Ein kleines Bündel Liebe, das gerade erst aus dem Nichts entstanden und völlig auf eine schützende Umgebung angewiesen ist, die es ebenfalls in Liebe verwandelt: So wollte Gott auf die Welt kommen. Es stimmt mich froh und dankbar, dass er damit dem Kind- und auch dem Elternsein so viel Aufmerksamkeit, Aufgabe und Würde zugestand. Jesus war nicht nur selbst Kind, sondern sagte später „Wer ein Kind aufnimmt, nimmt mich auf“. Er holte Kinder in die Mitte, bezeichnete sinngemäß das Bewahren des Kindlichen als Eintrittskarte für den Himmel und war erschreckend hart gegenüber Erwachsenen, die Kindern Schlimmes antun. Wo es nicht um die Sicherheit und das Wohl von Kindern geht, darf sich eine Institution und auch eine Familie zurecht nicht christlich nennen.

Dass genau dieses Geburtsgeschehen hinter Advent und Weihnachten steht, spielt sicher mit bei der kindlichen Geborgenheit, die viele Menschen in dieser Jahreszeit in konzentrierter Form spüren wollen. Die schulfreien Tage mit ihren kirchlichen Feiern, Familientreffen und Besuchen, mit ihren Keksen, Kerzen, Liedern, Geschenken und Glückwünschen sind eine Auszeit, in der alle ihre guten Seiten nach außen kehren dürfen. Sie sind Oasen auf der Wanderung durch das Leben, die es vor der fortschreitenden Wüstenbildung zu schützen gilt.
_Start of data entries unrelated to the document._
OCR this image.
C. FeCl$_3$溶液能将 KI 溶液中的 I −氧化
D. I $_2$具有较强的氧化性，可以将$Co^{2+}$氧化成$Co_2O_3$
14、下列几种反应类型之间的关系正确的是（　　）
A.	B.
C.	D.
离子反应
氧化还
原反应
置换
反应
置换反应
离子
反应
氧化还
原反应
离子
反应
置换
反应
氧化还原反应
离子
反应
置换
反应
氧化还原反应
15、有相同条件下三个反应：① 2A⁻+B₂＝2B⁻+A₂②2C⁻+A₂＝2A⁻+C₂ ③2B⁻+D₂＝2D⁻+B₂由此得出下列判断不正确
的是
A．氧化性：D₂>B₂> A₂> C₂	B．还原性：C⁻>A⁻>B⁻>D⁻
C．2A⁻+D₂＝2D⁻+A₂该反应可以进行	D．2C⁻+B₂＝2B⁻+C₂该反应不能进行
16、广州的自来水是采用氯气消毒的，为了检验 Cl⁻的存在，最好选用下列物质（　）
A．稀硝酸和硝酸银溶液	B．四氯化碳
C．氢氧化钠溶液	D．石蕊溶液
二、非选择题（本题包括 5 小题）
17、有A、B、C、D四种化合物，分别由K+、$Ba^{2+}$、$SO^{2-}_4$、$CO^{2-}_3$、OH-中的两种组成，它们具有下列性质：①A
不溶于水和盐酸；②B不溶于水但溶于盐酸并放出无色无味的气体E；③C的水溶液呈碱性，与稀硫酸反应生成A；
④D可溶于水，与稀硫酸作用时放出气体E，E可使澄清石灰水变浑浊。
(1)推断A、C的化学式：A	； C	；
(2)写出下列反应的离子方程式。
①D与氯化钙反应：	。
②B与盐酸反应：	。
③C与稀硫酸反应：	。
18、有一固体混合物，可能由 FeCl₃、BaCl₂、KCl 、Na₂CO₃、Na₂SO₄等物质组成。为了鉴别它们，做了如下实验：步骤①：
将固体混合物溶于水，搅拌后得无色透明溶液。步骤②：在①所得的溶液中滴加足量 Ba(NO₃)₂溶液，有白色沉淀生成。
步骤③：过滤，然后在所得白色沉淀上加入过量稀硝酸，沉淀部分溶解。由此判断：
Jedesmal ist es für mich ein trauriger Moment, wenn der Weihnachtsfestkreis mit dem Sonntag nach Dreikönig wieder ausklingt, der Baum zur Sammelstelle kommt und Krippe, Schmuck und Liedermappen fürs nächste Jahr verstaut werden.
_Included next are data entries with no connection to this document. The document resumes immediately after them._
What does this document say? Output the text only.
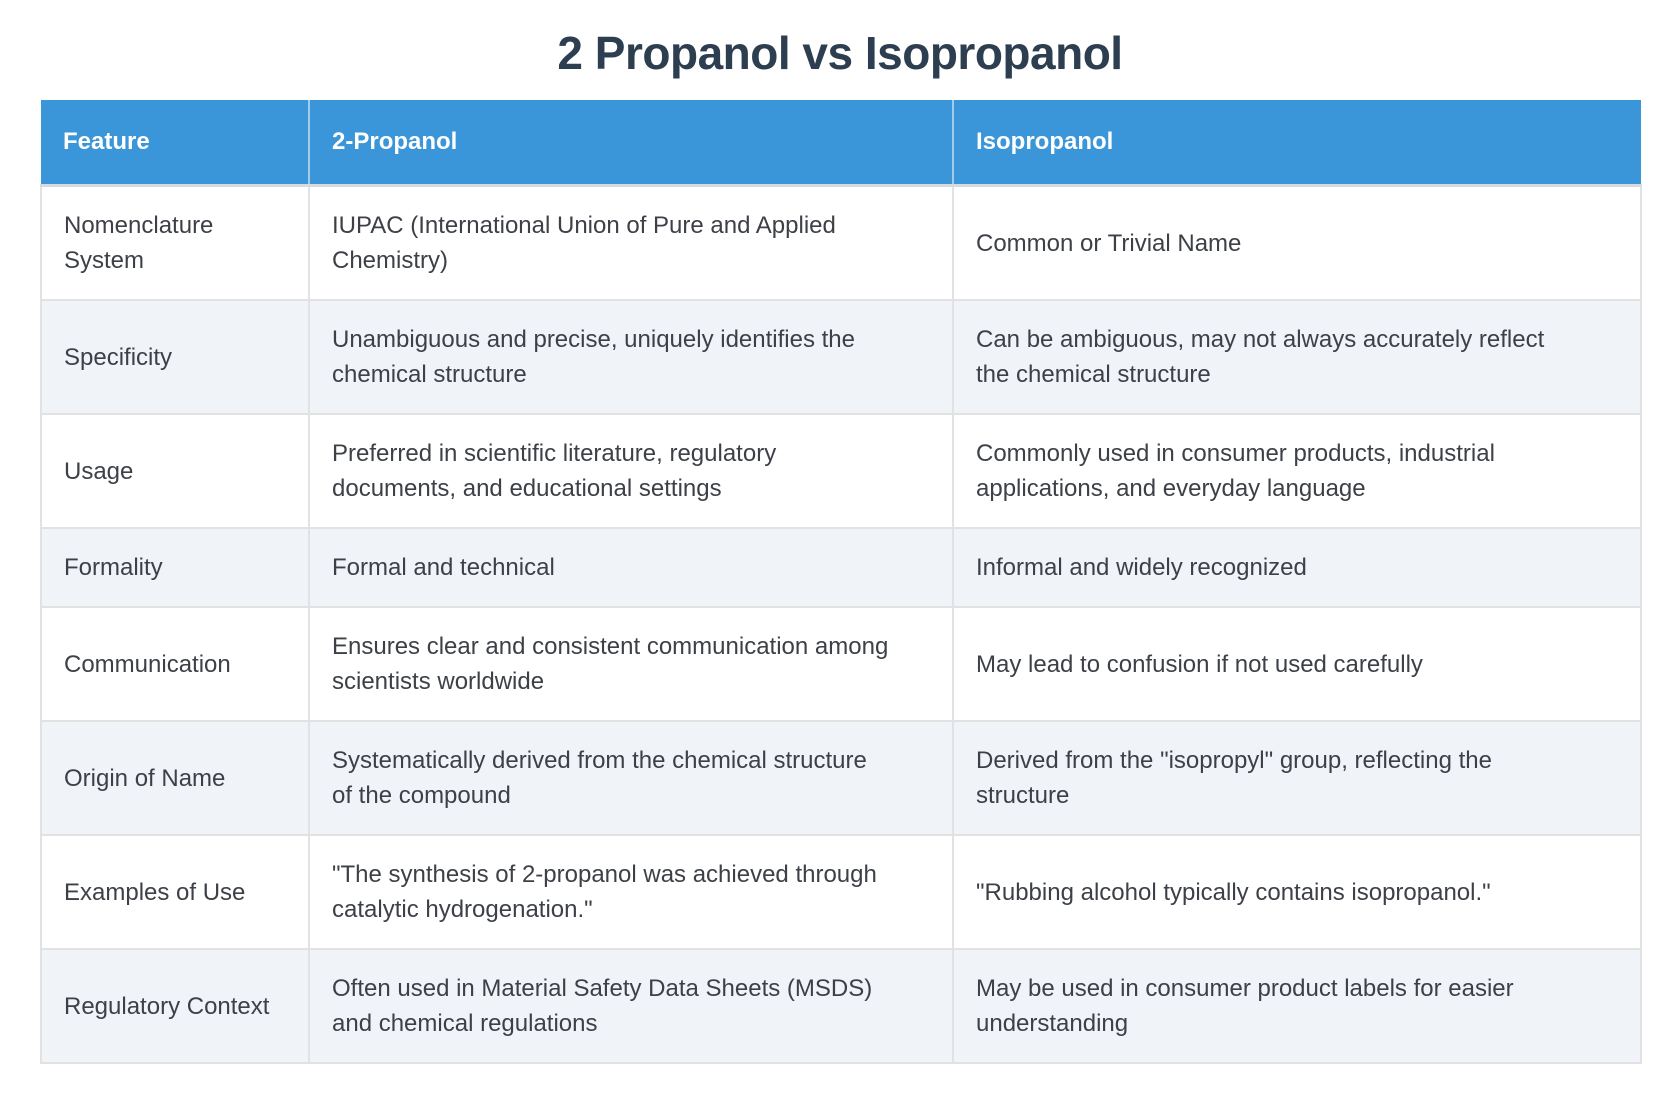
2 Propanol vs Isopropanol
Feature	2-Propanol	Isopropanol

Nomenclature System	IUPAC (International Union of Pure and Applied Chemistry)	Common or Trivial Name

Specificity	Unambiguous and precise, uniquely identifies the chemical structure	Can be ambiguous, may not always accurately reflect the chemical structure

Usage	Preferred in scientific literature, regulatory documents, and educational settings	Commonly used in consumer products, industrial applications, and everyday language

Formality	Formal and technical	Informal and widely recognized

Communication	Ensures clear and consistent communication among scientists worldwide	May lead to confusion if not used carefully

Origin of Name	Systematically derived from the chemical structure of the compound	Derived from the "isopropyl" group, reflecting the structure

Examples of Use	"The synthesis of 2-propanol was achieved through catalytic hydrogenation."	"Rubbing alcohol typically contains isopropanol."

Regulatory Context	Often used in Material Safety Data Sheets (MSDS) and chemical regulations	May be used in consumer product labels for easier understanding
Beim Beten hält der Papa die mexikanische Jesuspuppe im Arm

Besonders schwer fällt der Abschied von unserem „Niño Dios“ - einer fast lebensgroßen Gipsfigur, die uns die Schwiegereltern einst aus Mexiko gebracht haben. Dort gibt es am Heiligabend den Brauch, dass alle Mitfeiernden jeweils eine Liedstrophe lang die Jesuspuppe in ihren Armen wiegen und dafür Süßigkeiten erhalten. Seit wir ein solches echtes Christkindl besitzen, entwickelten wir ganz unterschiedliche Zugänge dazu. Während ich es beim Beten gerne an mich nehme, ziehen ihm unsere Mädels begeistert Puppenkleider an. Damit ist jetzt bald wieder Schluss. Wird die Sehnsucht zu groß, können wir aber den kleinen Benjamin besuchen, der schon bald kein Neugeborener mehr sein wird. Sein Wachsen erinnert daran, dass auch Jesus kein Säugling blieb und seine Eltern auch noch als Pubertärer beschäftigte. Der Auftrag für uns: Jedes Kind wie das Christkind zu behandeln.